さらに、「他社のクラウドサービスの場合、新たなノウハウをキャッチアップする必要がありました。ですが、IIJ GIO VWシリーズだと、VMwareの既存技術やノウハウがそのまま使え、エンジニアの教育も不要です。その結果、スピーディな環境構築ができました」と塚越氏は話す。
オンプレミスのクラウド化により、同社は様々なメリットを実感している。まずは、インフラの"お守り"から解放されたことだ。システムの稼働状況はコンソール上で一元管理でき、障害の発生もリアルタイムに通知され、原因解析や対策もIIJが対応する。「既存の業務システムの品質を維持しつつ、運用管理の負荷は大幅に低減されています」と斉藤氏は満足感を示す。
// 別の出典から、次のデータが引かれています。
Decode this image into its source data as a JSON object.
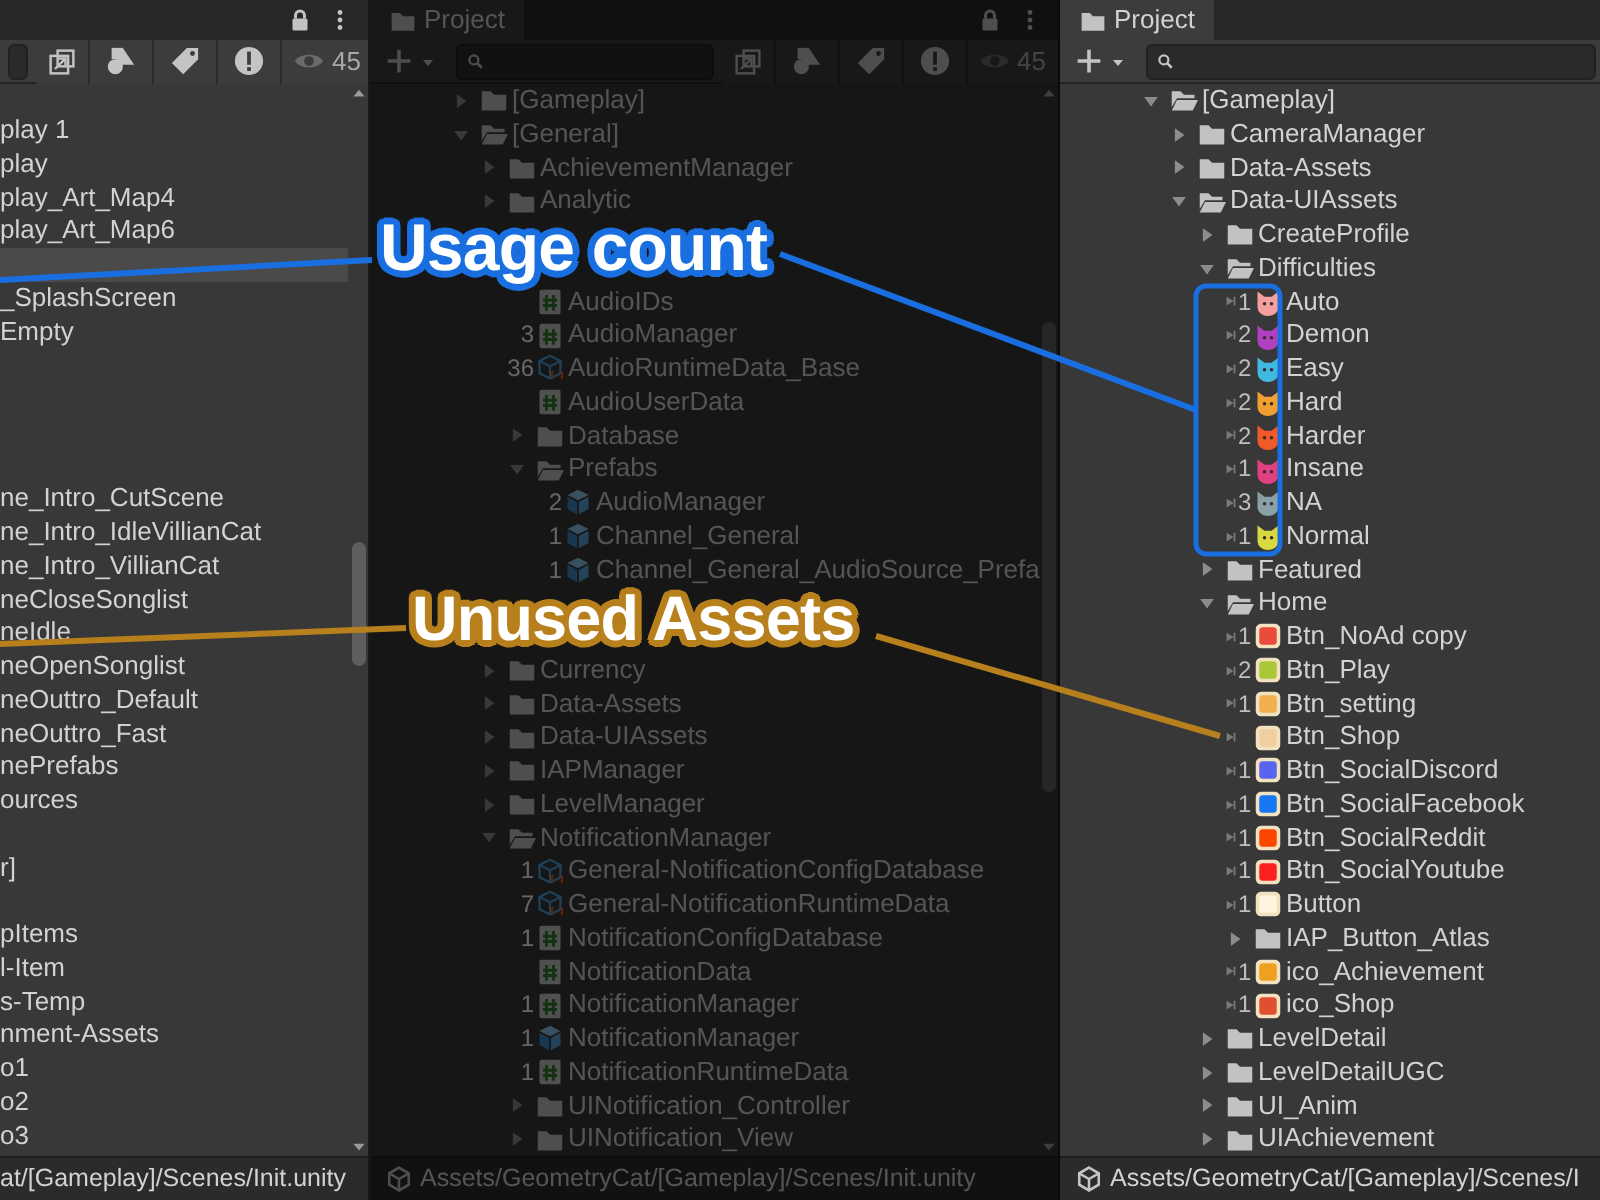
{
  "left_panel": {
    "hidden_count": "45",
    "rows": [
      {
        "label": "play 1",
        "selected": false
      },
      {
        "label": "play",
        "selected": false
      },
      {
        "label": "play_Art_Map4",
        "selected": false
      },
      {
        "label": "play_Art_Map6",
        "selected": false
      },
      {
        "selected": true
      },
      {
        "label": "_SplashScreen",
        "selected": false
      },
      {
        "label": "Empty",
        "selected": false
      },
      {
        "selected": false
      },
      {
        "selected": false
      },
      {
        "selected": false
      },
      {
        "selected": false
      },
      {
        "label": "ne_Intro_CutScene",
        "selected": false
      },
      {
        "label": "ne_Intro_IdleVillianCat",
        "selected": false
      },
      {
        "label": "ne_Intro_VillianCat",
        "selected": false
      },
      {
        "label": "neCloseSonglist",
        "selected": false
      },
      {
        "label": "neIdle",
        "selected": false
      },
      {
        "label": "neOpenSonglist",
        "selected": false
      },
      {
        "label": "neOuttro_Default",
        "selected": false
      },
      {
        "label": "neOuttro_Fast",
        "selected": false
      },
      {
        "label": "nePrefabs",
        "selected": false
      },
      {
        "label": "ources",
        "selected": false
      },
      {
        "selected": false
      },
      {
        "label": "r]",
        "selected": false
      },
      {
        "selected": false
      },
      {
        "label": "pItems",
        "selected": false
      },
      {
        "label": "l-Item",
        "selected": false
      },
      {
        "label": "s-Temp",
        "selected": false
      },
      {
        "label": "nment-Assets",
        "selected": false
      },
      {
        "label": "o1",
        "selected": false
      },
      {
        "label": "o2",
        "selected": false
      },
      {
        "label": "o3",
        "selected": false
      }
    ],
    "status_path": "at/[Gameplay]/Scenes/Init.unity"
  },
  "middle_panel": {
    "tab": "Project",
    "hidden_count": "45",
    "tree": [
      {
        "label": "[Gameplay]",
        "kind": "folder",
        "expanded": false
      },
      {
        "label": "[General]",
        "kind": "folder",
        "expanded": true,
        "children": [
          {
            "label": "AchievementManager",
            "kind": "folder",
            "expanded": false
          },
          {
            "label": "Analytic",
            "kind": "folder",
            "expanded": false
          },
          {
            "kind": "folder",
            "children": [
              {
                "kind": "covered"
              },
              {
                "label": "AudioIDs",
                "kind": "script"
              },
              {
                "label": "AudioManager",
                "kind": "script",
                "count": "3"
              },
              {
                "label": "AudioRuntimeData_Base",
                "kind": "data-asset",
                "count": "36"
              },
              {
                "label": "AudioUserData",
                "kind": "script"
              },
              {
                "label": "Database",
                "kind": "folder",
                "expanded": false
              },
              {
                "label": "Prefabs",
                "kind": "folder",
                "expanded": true,
                "children": [
                  {
                    "label": "AudioManager",
                    "kind": "prefab",
                    "count": "2"
                  },
                  {
                    "label": "Channel_General",
                    "kind": "prefab",
                    "count": "1"
                  },
                  {
                    "label": "Channel_General_AudioSource_Prefa",
                    "kind": "prefab",
                    "count": "1"
                  }
                ]
              }
            ]
          },
          {
            "kind": "covered"
          },
          {
            "kind": "covered"
          },
          {
            "label": "Currency",
            "kind": "folder",
            "expanded": false
          },
          {
            "label": "Data-Assets",
            "kind": "folder",
            "expanded": false
          },
          {
            "label": "Data-UIAssets",
            "kind": "folder",
            "expanded": false
          },
          {
            "label": "IAPManager",
            "kind": "folder",
            "expanded": false
          },
          {
            "label": "LevelManager",
            "kind": "folder",
            "expanded": false
          },
          {
            "label": "NotificationManager",
            "kind": "folder",
            "expanded": true,
            "children": [
              {
                "label": "General-NotificationConfigDatabase",
                "kind": "data-asset",
                "count": "1"
              },
              {
                "label": "General-NotificationRuntimeData",
                "kind": "data-asset",
                "count": "7"
              },
              {
                "label": "NotificationConfigDatabase",
                "kind": "script",
                "count": "1"
              },
              {
                "label": "NotificationData",
                "kind": "script"
              },
              {
                "label": "NotificationManager",
                "kind": "script",
                "count": "1"
              },
              {
                "label": "NotificationManager",
                "kind": "prefab",
                "count": "1"
              },
              {
                "label": "NotificationRuntimeData",
                "kind": "script",
                "count": "1"
              },
              {
                "label": "UINotification_Controller",
                "kind": "folder",
                "expanded": false
              },
              {
                "label": "UINotification_View",
                "kind": "folder",
                "expanded": false
              }
            ]
          }
        ]
      }
    ],
    "status_path": "Assets/GeometryCat/[Gameplay]/Scenes/Init.unity"
  },
  "right_panel": {
    "tab": "Project",
    "tree": [
      {
        "label": "[Gameplay]",
        "kind": "folder",
        "expanded": true,
        "children": [
          {
            "label": "CameraManager",
            "kind": "folder",
            "expanded": false
          },
          {
            "label": "Data-Assets",
            "kind": "folder",
            "expanded": false
          },
          {
            "label": "Data-UIAssets",
            "kind": "folder",
            "expanded": true,
            "children": [
              {
                "label": "CreateProfile",
                "kind": "folder",
                "expanded": false
              },
              {
                "label": "Difficulties",
                "kind": "folder",
                "expanded": true,
                "children": [
                  {
                    "label": "Auto",
                    "kind": "cat",
                    "count": "1",
                    "color": "#f4a0a0"
                  },
                  {
                    "label": "Demon",
                    "kind": "cat",
                    "count": "2",
                    "color": "#b040c0"
                  },
                  {
                    "label": "Easy",
                    "kind": "cat",
                    "count": "2",
                    "color": "#40b8e0"
                  },
                  {
                    "label": "Hard",
                    "kind": "cat",
                    "count": "2",
                    "color": "#f0a030"
                  },
                  {
                    "label": "Harder",
                    "kind": "cat",
                    "count": "2",
                    "color": "#f05a28"
                  },
                  {
                    "label": "Insane",
                    "kind": "cat",
                    "count": "1",
                    "color": "#e04080"
                  },
                  {
                    "label": "NA",
                    "kind": "cat",
                    "count": "3",
                    "color": "#8aa0a8"
                  },
                  {
                    "label": "Normal",
                    "kind": "cat",
                    "count": "1",
                    "color": "#d8d840"
                  }
                ]
              },
              {
                "label": "Featured",
                "kind": "folder",
                "expanded": false
              },
              {
                "label": "Home",
                "kind": "folder",
                "expanded": true,
                "children": [
                  {
                    "label": "Btn_NoAd copy",
                    "kind": "sprite",
                    "count": "1",
                    "color": "#e84a3c"
                  },
                  {
                    "label": "Btn_Play",
                    "kind": "sprite",
                    "count": "2",
                    "color": "#a8c838"
                  },
                  {
                    "label": "Btn_setting",
                    "kind": "sprite",
                    "count": "1",
                    "color": "#f0b050"
                  },
                  {
                    "label": "Btn_Shop",
                    "kind": "sprite",
                    "color": "#f0d0a0"
                  },
                  {
                    "label": "Btn_SocialDiscord",
                    "kind": "sprite",
                    "count": "1",
                    "color": "#5865f2"
                  },
                  {
                    "label": "Btn_SocialFacebook",
                    "kind": "sprite",
                    "count": "1",
                    "color": "#1877f2"
                  },
                  {
                    "label": "Btn_SocialReddit",
                    "kind": "sprite",
                    "count": "1",
                    "color": "#ff4500"
                  },
                  {
                    "label": "Btn_SocialYoutube",
                    "kind": "sprite",
                    "count": "1",
                    "color": "#ff2020"
                  },
                  {
                    "label": "Button",
                    "kind": "sprite",
                    "count": "1",
                    "color": "#fff4dc"
                  },
                  {
                    "label": "IAP_Button_Atlas",
                    "kind": "folder",
                    "expanded": false
                  },
                  {
                    "label": "ico_Achievement",
                    "kind": "sprite",
                    "count": "1",
                    "color": "#f0a020"
                  },
                  {
                    "label": "ico_Shop",
                    "kind": "sprite",
                    "count": "1",
                    "color": "#e05030"
                  }
                ]
              },
              {
                "label": "LevelDetail",
                "kind": "folder",
                "expanded": false
              },
              {
                "label": "LevelDetailUGC",
                "kind": "folder",
                "expanded": false
              },
              {
                "label": "UI_Anim",
                "kind": "folder",
                "expanded": false
              },
              {
                "label": "UIAchievement",
                "kind": "folder",
                "expanded": false
              }
            ]
          }
        ]
      }
    ],
    "status_path": "Assets/GeometryCat/[Gameplay]/Scenes/I"
  },
  "callouts": [
    {
      "text": "Usage count",
      "color": "#1a6fe0"
    },
    {
      "text": "Unused Assets",
      "color": "#b8801c"
    }
  ]
}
インフラの柔軟性・拡張性も高まった。IIJ GIO VWシリーズはCPUやメモリ、ディスクを即座に増設可能。事業の成長に伴い、リソースの増強が必要になった場合もすぐに最適な業務環境を提供できる。「スペック設計を気にせずに済む上、スモールスタートにより投資も最適化できます」と中村氏は語る。
懸念していた事業継続性も向上した。本番環境に異常が発生した場合は、DR環境への自動フェイルオーバー/フェイルバックで事業継続を確保する。災害やシステム障害が発生しても、人手を介さず、業務に必要なシステムの運用を継続できるのだ。
今後は本番環境とDR環境を結ぶネットワークの増強を計画。2015年4月中には、本番環境とDR環境間で専用の閉域ネットワークを無償で利用できるIIJプライベートバックボーンサービスを導入し、DR対策のコスト削減と信頼性をより高める。「IIJ GIO VWシリーズの有効活用に向け、今後もIIJの最適な提案とサポートに期待しています」と話す中村氏。SAP基幹システムを支えるIIJ GIO VWシリーズは、同社の成長戦略の中で重要な役割を担っている。
※ 本記事は2015年3月に取材した内容を基に構成しています。記事内のデータや組織名、役職などは取材時のものです。